Mr Verhofstadt Tweeed am image of Mr Cummings leaving No.10 Downing Street with a box of his packed up office items in hand.
“Unrealistic bureaucrats. Unrealistic ideologues… There’s so much irony to the Cummings story. But one thing’s for sure… the legacy called Brexit is damage that unfortunately will not be undone for years,” Mr Verhofstadt opined.
Unelected bureaucrats. Unrealistic ideologues...— Guy Verhofstadt (@guyverhofstadt) November 13, 2020
There's so much irony to the Cummings story.
But one thing's for sure... the legacy called Brexit is damage that unfortunately will not be undone for years... pic.twitter.com/pIb8fE2Dk3
Yet, Mr Verhofstadt was not the only senior EU official to gloat at Cummings’ shock dismissal by BoJo.
Senior German MEP Manfred Weber, reportedly close to German Chancellor Angela Merkel, claimed to BBC Radio 4’s Today Programme that Mr Cummings’ departure was a sign that the Johnson administration is in a “chaotic situation.”
“There are fair questions we are asking. If you want to change in the future, with your background of sovereignty, your subsidies, regulations, then we must have an option an opportunity to react to stop to limit your access to our market,” Mr Weber said.
“I see what is happening now in Downing Street. We can also see this as a quite chaotic situation where we don't have an idea what is really the line in Great Britain. So don't tell us [the EU] we should be ready for compromise. We need a clear idea from Boris Johnson now and I think it's now time for leadership – having all the developments in America in mind where London understood it will be not so easy with Joe Biden to achieve an easy trade deal now … let’s now come to a compromise,” he added.

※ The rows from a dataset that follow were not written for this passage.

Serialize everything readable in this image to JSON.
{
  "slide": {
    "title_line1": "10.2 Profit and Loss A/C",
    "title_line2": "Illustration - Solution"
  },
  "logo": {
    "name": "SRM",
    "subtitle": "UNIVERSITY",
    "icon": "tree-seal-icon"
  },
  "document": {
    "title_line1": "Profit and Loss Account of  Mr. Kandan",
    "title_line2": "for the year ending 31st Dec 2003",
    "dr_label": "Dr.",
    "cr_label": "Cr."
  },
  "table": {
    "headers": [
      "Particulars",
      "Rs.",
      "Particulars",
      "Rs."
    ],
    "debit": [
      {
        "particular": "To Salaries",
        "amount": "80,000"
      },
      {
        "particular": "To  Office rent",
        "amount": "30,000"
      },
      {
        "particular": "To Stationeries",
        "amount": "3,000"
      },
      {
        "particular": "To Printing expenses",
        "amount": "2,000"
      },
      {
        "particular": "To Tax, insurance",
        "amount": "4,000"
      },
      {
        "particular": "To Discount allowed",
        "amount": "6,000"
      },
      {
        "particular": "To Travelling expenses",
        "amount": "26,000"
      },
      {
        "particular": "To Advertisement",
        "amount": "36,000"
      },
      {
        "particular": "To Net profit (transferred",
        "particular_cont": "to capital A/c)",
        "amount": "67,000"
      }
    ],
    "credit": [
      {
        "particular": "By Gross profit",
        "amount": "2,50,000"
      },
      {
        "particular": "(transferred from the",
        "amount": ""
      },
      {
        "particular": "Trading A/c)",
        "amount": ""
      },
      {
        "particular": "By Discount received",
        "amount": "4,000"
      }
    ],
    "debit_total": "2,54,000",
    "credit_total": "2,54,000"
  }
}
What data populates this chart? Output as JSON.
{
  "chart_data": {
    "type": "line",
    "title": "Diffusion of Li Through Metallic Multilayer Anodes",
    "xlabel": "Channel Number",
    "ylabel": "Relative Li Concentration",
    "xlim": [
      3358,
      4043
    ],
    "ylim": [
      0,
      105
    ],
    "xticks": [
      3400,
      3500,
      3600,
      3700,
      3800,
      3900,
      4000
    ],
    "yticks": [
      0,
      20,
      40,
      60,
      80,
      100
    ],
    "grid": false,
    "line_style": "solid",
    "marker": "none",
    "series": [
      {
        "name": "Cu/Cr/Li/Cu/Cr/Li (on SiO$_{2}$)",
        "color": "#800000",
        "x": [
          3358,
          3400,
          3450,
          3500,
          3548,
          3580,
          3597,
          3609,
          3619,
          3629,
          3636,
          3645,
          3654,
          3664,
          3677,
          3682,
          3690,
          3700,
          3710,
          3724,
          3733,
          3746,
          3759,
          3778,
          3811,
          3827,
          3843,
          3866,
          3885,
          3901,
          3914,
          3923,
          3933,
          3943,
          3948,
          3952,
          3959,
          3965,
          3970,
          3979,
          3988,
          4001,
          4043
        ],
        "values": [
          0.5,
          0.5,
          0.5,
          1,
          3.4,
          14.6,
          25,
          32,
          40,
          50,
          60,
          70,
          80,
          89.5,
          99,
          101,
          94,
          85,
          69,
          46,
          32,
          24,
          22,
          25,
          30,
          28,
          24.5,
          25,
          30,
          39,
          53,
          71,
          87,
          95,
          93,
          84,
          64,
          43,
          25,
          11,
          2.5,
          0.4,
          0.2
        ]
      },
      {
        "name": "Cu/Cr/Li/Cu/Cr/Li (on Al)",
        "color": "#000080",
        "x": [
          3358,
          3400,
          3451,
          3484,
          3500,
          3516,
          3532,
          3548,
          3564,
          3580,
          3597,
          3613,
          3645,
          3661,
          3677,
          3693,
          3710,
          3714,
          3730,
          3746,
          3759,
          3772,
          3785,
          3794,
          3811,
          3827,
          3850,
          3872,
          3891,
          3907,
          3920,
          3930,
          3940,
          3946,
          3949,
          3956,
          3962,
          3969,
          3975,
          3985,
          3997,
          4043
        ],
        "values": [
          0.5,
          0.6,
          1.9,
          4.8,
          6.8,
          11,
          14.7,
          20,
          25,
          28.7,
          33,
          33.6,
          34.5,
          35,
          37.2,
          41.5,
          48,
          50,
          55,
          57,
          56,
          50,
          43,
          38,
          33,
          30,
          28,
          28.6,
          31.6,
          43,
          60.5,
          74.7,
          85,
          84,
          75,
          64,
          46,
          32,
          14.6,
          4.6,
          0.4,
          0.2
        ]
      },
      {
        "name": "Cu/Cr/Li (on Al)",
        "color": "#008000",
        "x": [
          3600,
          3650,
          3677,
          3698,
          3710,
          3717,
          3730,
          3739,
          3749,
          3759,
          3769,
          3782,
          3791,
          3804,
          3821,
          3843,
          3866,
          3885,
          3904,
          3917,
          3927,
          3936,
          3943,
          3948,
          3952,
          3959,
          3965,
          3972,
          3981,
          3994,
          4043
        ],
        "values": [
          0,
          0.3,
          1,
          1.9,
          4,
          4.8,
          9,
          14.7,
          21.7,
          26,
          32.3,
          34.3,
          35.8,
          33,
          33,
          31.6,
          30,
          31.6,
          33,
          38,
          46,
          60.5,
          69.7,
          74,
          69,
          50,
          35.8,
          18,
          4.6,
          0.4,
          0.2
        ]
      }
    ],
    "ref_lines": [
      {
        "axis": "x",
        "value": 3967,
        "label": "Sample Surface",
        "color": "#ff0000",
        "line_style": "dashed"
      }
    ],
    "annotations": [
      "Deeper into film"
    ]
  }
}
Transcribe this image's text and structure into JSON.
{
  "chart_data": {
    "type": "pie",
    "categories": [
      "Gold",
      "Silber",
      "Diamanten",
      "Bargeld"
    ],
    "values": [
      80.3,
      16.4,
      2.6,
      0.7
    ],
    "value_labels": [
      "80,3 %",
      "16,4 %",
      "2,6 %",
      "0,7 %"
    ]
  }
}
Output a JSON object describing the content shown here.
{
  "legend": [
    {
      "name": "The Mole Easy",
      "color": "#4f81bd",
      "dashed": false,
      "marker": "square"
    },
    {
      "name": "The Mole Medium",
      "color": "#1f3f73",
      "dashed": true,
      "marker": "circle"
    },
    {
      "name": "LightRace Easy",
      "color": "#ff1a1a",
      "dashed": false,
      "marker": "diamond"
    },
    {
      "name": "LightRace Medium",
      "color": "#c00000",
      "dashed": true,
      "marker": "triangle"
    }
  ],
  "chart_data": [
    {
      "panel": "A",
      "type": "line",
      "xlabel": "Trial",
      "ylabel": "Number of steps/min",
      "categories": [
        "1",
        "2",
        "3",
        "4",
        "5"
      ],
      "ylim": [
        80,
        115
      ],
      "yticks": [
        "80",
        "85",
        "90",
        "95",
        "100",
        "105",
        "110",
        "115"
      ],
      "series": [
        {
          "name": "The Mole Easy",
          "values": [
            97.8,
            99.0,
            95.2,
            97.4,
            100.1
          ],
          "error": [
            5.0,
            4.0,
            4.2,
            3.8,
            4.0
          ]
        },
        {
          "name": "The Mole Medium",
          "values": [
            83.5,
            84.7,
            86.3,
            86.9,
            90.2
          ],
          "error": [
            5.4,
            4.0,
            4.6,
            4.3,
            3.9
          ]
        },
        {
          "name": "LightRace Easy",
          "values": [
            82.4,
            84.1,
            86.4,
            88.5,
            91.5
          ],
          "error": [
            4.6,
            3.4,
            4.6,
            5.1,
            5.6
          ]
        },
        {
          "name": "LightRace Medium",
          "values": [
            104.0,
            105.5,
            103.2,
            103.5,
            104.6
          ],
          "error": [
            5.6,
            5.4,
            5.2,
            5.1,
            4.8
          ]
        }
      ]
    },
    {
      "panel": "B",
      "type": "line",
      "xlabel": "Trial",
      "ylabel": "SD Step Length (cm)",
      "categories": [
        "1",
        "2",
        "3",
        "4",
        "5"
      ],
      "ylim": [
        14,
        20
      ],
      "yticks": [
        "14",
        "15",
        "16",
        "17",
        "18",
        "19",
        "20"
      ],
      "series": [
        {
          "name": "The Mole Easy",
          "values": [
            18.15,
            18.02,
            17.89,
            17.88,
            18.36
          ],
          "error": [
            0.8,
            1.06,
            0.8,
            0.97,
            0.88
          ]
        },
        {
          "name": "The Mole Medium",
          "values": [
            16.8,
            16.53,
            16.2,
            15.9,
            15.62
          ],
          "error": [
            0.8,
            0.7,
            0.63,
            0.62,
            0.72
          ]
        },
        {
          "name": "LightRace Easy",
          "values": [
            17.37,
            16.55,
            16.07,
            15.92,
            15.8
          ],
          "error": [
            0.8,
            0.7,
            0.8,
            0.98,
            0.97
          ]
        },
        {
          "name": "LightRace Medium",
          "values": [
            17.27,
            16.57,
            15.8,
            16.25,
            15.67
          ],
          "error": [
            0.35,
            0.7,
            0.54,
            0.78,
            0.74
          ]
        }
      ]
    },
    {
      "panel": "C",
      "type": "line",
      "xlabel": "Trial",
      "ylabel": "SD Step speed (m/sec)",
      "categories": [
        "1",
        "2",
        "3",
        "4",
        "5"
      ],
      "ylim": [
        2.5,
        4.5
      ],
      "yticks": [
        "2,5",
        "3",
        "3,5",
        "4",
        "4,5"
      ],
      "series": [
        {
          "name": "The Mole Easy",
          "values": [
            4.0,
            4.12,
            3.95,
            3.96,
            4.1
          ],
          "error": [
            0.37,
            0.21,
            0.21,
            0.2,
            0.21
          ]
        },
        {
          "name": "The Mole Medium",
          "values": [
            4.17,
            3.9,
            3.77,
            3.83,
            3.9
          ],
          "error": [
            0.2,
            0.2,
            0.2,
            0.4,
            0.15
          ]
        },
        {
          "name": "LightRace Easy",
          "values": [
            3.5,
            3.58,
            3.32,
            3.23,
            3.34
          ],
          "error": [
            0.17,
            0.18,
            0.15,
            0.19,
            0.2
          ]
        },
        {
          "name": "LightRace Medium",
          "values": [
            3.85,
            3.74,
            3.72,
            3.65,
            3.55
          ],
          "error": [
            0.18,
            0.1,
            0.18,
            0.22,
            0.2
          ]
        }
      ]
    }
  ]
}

Mr Cummings, previously one of Johnson’s closest allies on Brexit, has reportedly had increasingly strained relations with the Prime Minister over the past few months. Former Brexit Secretary, David Davis, is reported to have said that Cummings’ relationship with BoJo “fell off a cliff” in recent weeks.
Reportedly, the straw that broke the camel’s back was the discovery by BoJo that Cummings and his pro-Brexit loyalists had been referring to Carrie Symonds, the Prime Minister’s partner, as “Princess Nut Nuts.” Cummings and his allies were said to be growing frustrated with Ms. Symonds, who has allegedly been giving advice to the Prime Minister on Brexit strategy at odds with the staunchly-pro leave bloc, led by Cummings. Broader power struggles were also said to be taking place between those within the government who want a friendlier Brexit more amenable to better relations with the EU, and those who want a clean break, led by Mr. Cummings.
The BBC has reported that Boris Johnson is now ready to “clear the air and move on.”
Mr Cummings’ dismissal by Johnson follows hot on the heels of a resignation last week by Lee Cain, BoJo’s now former Director of Communications, also an ardent Brexiteer and very much seen as part of a no-holds-barred Brexit duo with Cummings.
Some argue that Johnson’s firing of Cummings signifies his intention to take a softer stance toward the EU during the remaining negotiations over a trade deal. There is widespread speculation in Britain that this is possibly being encouraged by the likelihood that Joe Biden, who is seen as pro-EU, will be inaugurated as US president in January and may not grant a favourable trade deal to the UK if it departs the bloc on bad terms.
Boris Johnson may assume a softer Brexit lest he risk crossing Joe Biden, who looks likely to be inaugurated as US president in January, and who is known as being pro-EU.
Leader of the Brexit Party, Nigel Farage, has said that Cummings’ dismissal is a go that a “Brexit sell-out” is on the horizon.